Why should I neuter?
If left entire, female rabbits run a big risk of developing cancer of the uterus in later life – a study in 2004 estimated a 50-80% chance in a rabbit over 3 years. Entire females can also develop mammary tumours, and can have phantom pregnancies. Their hormones can make them aggressive and hard to handle. They also obviously run the risk of pregnancy if there is any possibility of access to entire male rabbits (including relatives), and a female rabbit can get pregnant immediately after giving birth. Males are also at risk of testicular cancers.

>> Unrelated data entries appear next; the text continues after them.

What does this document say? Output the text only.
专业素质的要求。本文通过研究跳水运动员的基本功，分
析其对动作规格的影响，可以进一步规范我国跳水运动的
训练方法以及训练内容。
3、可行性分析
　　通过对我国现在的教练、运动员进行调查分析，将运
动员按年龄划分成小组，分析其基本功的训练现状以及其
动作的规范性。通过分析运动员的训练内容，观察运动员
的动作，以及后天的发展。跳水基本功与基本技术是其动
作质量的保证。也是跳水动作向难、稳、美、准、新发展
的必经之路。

Who should neuter my rabbits?
Desexing rabbits in general, is a far more complex procedure than cats and dogs. Desexing (neutering or speying) a female rabbit is more invasive surgery than a male. Unlike other species, rabbits should NOT be fasted prior to surgery. The procedure should be performed under a general anaesthetic with an assessment prior to surgery ensuring the rabbit is a fit candidate for surgery. During surgery, rabbits should be intubated and provided with fluid therapy. They should be given pain relief before and after surgery.
Rabbits should be closely monitored postoperatively and assisted feeding might be required.
In the past rabbit surgery and anaesthetic were considered to be high risk, but advances in medicine, surgical techniques, and monitoring have made it a much safer procedure. Make sure you have a rabbit savvy vet who is experienced in this type of surgery.